The US securities trading industry recently transitioned to a T+1 settlement cycle from T+2, marking a significant change aimed at increasing market efficiency and reducing risk. Canada transitioned to the T+1 settlement cycle for equity and long-term debt market trades on May 27, 2024, ahead of the US market. The Canadian Securities Administrators (CSA) confirmed this move to enhance market efficiency and reduce settlement risks. ​
SEC Chair Gensler noted that the switch was “smooth, with fail rates remaining stable and not increasing. This has been the overall sentiment across the US, Canada, Mexico, Argentina, and Jamaica, transitioning their settlement cycle for equities, corporate bonds, and municipal securities from T+2 to T+1.
One week into the rollout, we examine how firms have adapted, the successes achieved, and the challenges faced while also exploring the future implications for the capital markets ecosystem.
Prominent Highlights of the First Week: T+1 Settlement
- High Affirmation Rates: A Positive Start
- The first week of T+1 settlement was deemed a success by DTCC officials, reinforcing confidence in the new system.

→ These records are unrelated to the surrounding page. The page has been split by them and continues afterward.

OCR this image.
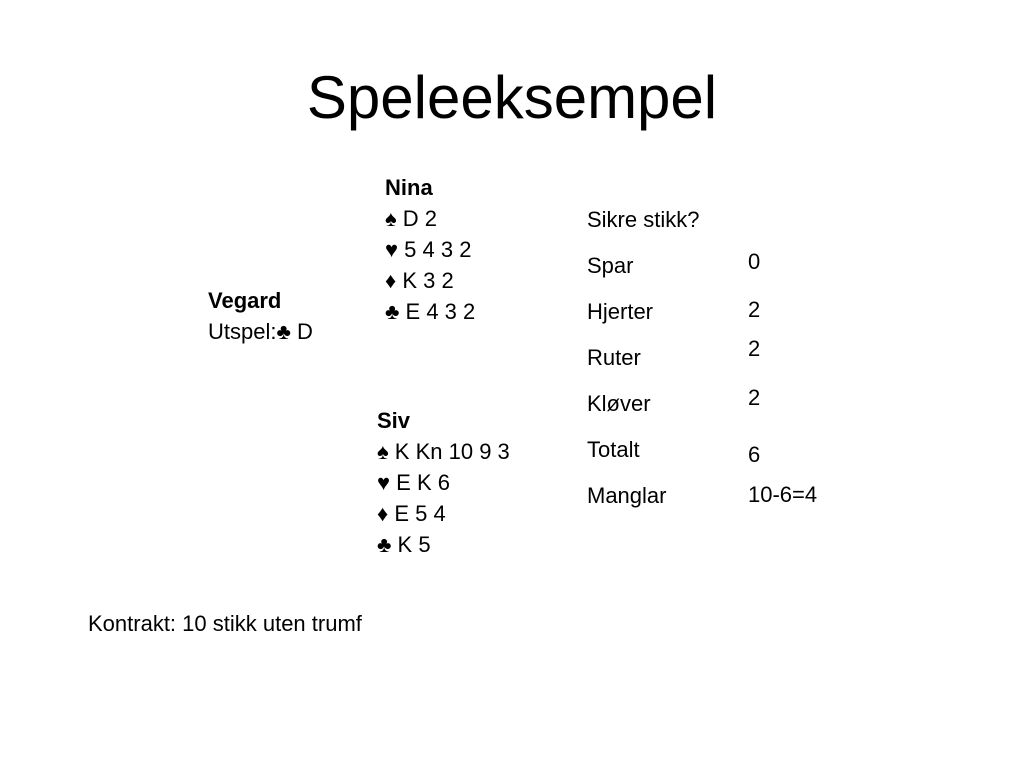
Speleeksempel
Nina
♠ D 2
♥ 5 4 3 2
♦ K 3 2
♣ E 4 3 2
Vegard
Utspel:♣ D
Siv
♠ K Kn 10 9 3
♥ E K 6
♦ E 5 4
♣ K 5
Sikre stikk?
Spar
Hjerter
Ruter
Kløver
Totalt
Manglar
0
2
2
2
6
10-6=4
Kontrakt: 10 stikk uten trumf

It reported a smooth transition to T+1 settlement, with affirmation rates exceeding 90% on the first day, as opposed 73% in January this year. In Canada, initial responses indicate that the transition has been smooth, with market participants effectively adapting by implementing best practices such as same-day allocations and affirmations.
- This is a promising start, indicating that the majority of trades are being processed efficiently within the shortened timeframe. This high rate indicates a robust adjustment to the new system and has a bearing as a crucial step towards the eventual goal of T+0 settlement.

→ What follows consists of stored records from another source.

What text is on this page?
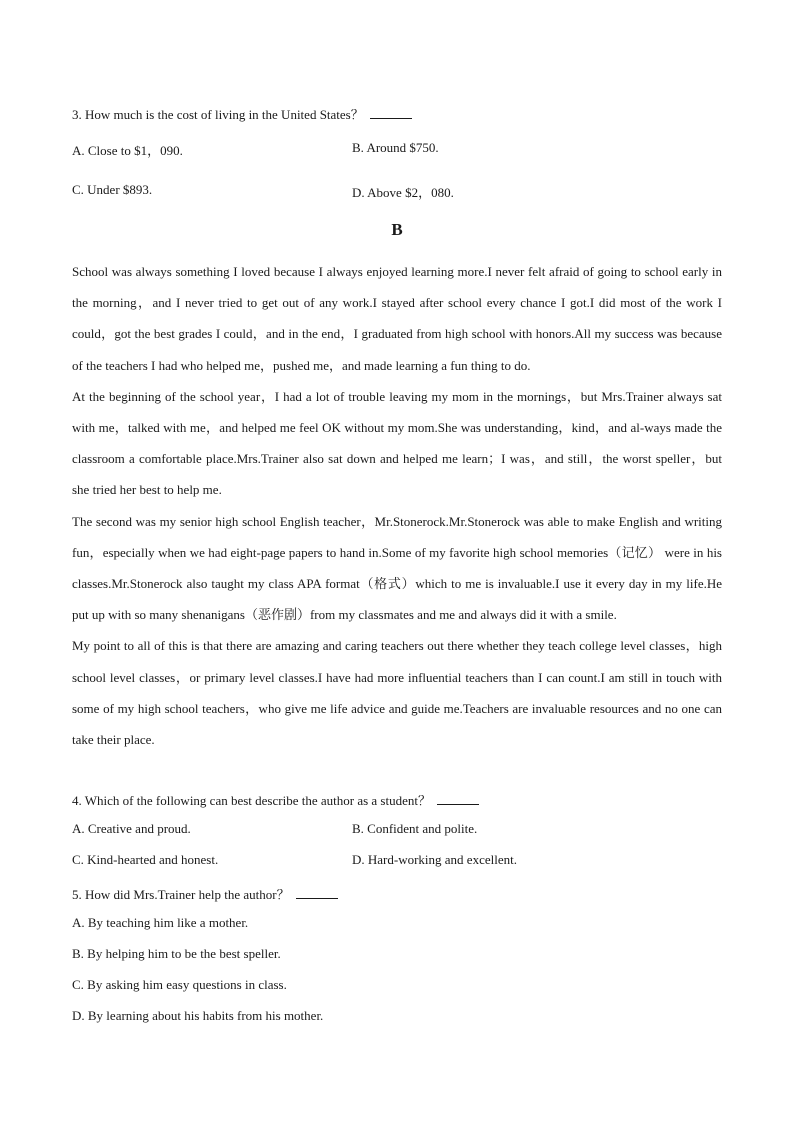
3. How much is the cost of living in the United States？
A. Close to $1，090.	B. Around $750.
C. Under $893.	D. Above $2，080.
B

School was always something I loved because I always enjoyed learning more.I never felt afraid of going to school early in the morning，and I never tried to get out of any work.I stayed after school every chance I got.I did most of the work I could，got the best grades I could，and in the end，I graduated from high school with honors.All my success was because of the teachers I had who helped me，pushed me，and made learning a fun thing to do.

At the beginning of the school year，I had a lot of trouble leaving my mom in the mornings，but Mrs.Trainer always sat with me，talked with me，and helped me feel OK without my mom.She was understanding，kind，and al-ways made the classroom a comfortable place.Mrs.Trainer also sat down and helped me learn；I was，and still，the worst speller，but she tried her best to help me.

The second was my senior high school English teacher，Mr.Stonerock.Mr.Stonerock was able to make English and writing fun，especially when we had eight-page papers to hand in.Some of my favorite high school memories（记忆） were in his classes.Mr.Stonerock also taught my class APA format（格式）which to me is invaluable.I use it every day in my life.He put up with so many shenanigans（恶作剧）from my classmates and me and always did it with a smile.

My point to all of this is that there are amazing and caring teachers out there whether they teach college level classes，high school level classes，or primary level classes.I have had more influential teachers than I can count.I am still in touch with some of my high school teachers，who give me life advice and guide me.Teachers are invaluable resources and no one can take their place.

4. Which of the following can best describe the author as a student？
A. Creative and proud.	B. Confident and polite.
C. Kind-hearted and honest.	D. Hard-working and excellent.
5. How did Mrs.Trainer help the author？
A. By teaching him like a mother.
B. By helping him to be the best speller.
C. By asking him easy questions in class.
D. By learning about his habits from his mother.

- Showcasing Operational Readiness: Firms Step Up
- Many firms demonstrated commendable operational readiness by enhancing their pre-trade and post-trade processing workflows. According to a report by Markets Media, firms like Bank of America and Goldman Sachs had detailed readiness plans in place well before the transition date. These plans included comprehensive testing and coordination with the DTCC to ensure a seamless shift to the new settlement cycle.

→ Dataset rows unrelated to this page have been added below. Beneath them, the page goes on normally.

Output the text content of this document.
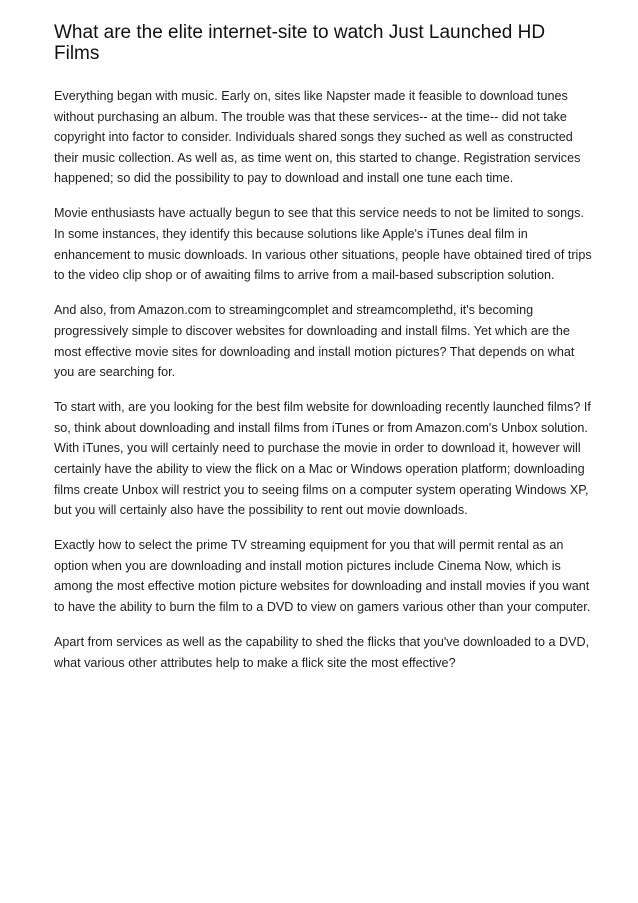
What are the elite internet-site to watch Just Launched HD Films

Everything began with music. Early on, sites like Napster made it feasible to download tunes without purchasing an album. The trouble was that these services-- at the time-- did not take copyright into factor to consider. Individuals shared songs they suched as well as constructed their music collection. As well as, as time went on, this started to change. Registration services happened; so did the possibility to pay to download and install one tune each time.

Movie enthusiasts have actually begun to see that this service needs to not be limited to songs. In some instances, they identify this because solutions like Apple's iTunes deal film in enhancement to music downloads. In various other situations, people have obtained tired of trips to the video clip shop or of awaiting films to arrive from a mail-based subscription solution.

And also, from Amazon.com to streamingcomplet and streamcomplethd, it's becoming progressively simple to discover websites for downloading and install films. Yet which are the most effective movie sites for downloading and install motion pictures? That depends on what you are searching for.

To start with, are you looking for the best film website for downloading recently launched films? If so, think about downloading and install films from iTunes or from Amazon.com's Unbox solution. With iTunes, you will certainly need to purchase the movie in order to download it, however will certainly have the ability to view the flick on a Mac or Windows operation platform; downloading films create Unbox will restrict you to seeing films on a computer system operating Windows XP, but you will certainly also have the possibility to rent out movie downloads.

Exactly how to select the prime TV streaming equipment for you that will permit rental as an option when you are downloading and install motion pictures include Cinema Now, which is among the most effective motion picture websites for downloading and install movies if you want to have the ability to burn the film to a DVD to view on gamers various other than your computer.

Apart from services as well as the capability to shed the flicks that you've downloaded to a DVD, what various other attributes help to make a flick site the most effective?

“Our preparation for T+1 has been extensive, involving multiple rounds of testing and close collaboration with our clearing and settlement partners,”
A senior executive from Goldman Sachs
Not without Hiccups
- Technical Glitches
Despite the overall success, the first week was not without its technical challenges. Minor system issues were reported by the DTCC during the night cycle processing on the first day. Although these issues were quickly resolved, they highlighted the potential for technological hiccups in the early stages of implementation​.
- Persistent Trade Failures
Trade failures remained steady during the first week, as reported by Bloomberg. This indicates that some operational inefficiencies still need to be addressed, emphasizing the need for continuous improvement and monitoring to ensure seamless processing​.
- Low Self-Affirmation Rates
Self-Affirmation rates fell below expectations, pointing to areas that require further attention. This gap suggests that while the infrastructure is largely in place, firms need to fine-tune their internal processes to fully align with T+1 requirements​. Achieving high self-affirmation rates often requires advanced technological solutions, such as automated trade matching and reconciliation systems. Firms with low self-affirmation rates might be lagging in technology adoption, impacting their ability to comply with T+1 settlement.
Industry Insights and Future Outlook: Towards T+0
Many industry experts view the move to T+1 as a crucial step towards the ultimate goal of the T+0 settlement. This perspective underscores the ongoing efforts to further shorten settlement cycles, which will require more advanced technological solutions​ and, of course, automation.
Automation of post-trade processes is key to successfully navigating the T+1 settlement system because it helps expedite the timely and accurate provision of data between counterparties.
The reliance on advanced automation and technologies like AI and Blockchain will increase, considering that they can provide real-time processing capabilities, further reducing settlement times and enhancing the overall efficiency of the post-trade process.
Additionally, the transition has further highlighted the importance of industry-wide collaboration.
Firms must work closely with clearinghouses, regulators, and technology providers to address any emerging issues promptly and ensure the smooth operation of the new settlement cycle.
For Wall Street brokers, this transition presents a constant call to action, necessitating a proactive mindset to stay competitive.
Implications for Europe and Beyond
The successful implementation of T+1 in North America offers valuable lessons for other regions considering similar transitions. European markets, for example, are closely monitoring this shift as they contemplate their own move to shorter settlement cycles. The ability to manage operational readiness, address technical challenges swiftly, and maintain high levels of trade affirmation are critical factors that can inform global best practices.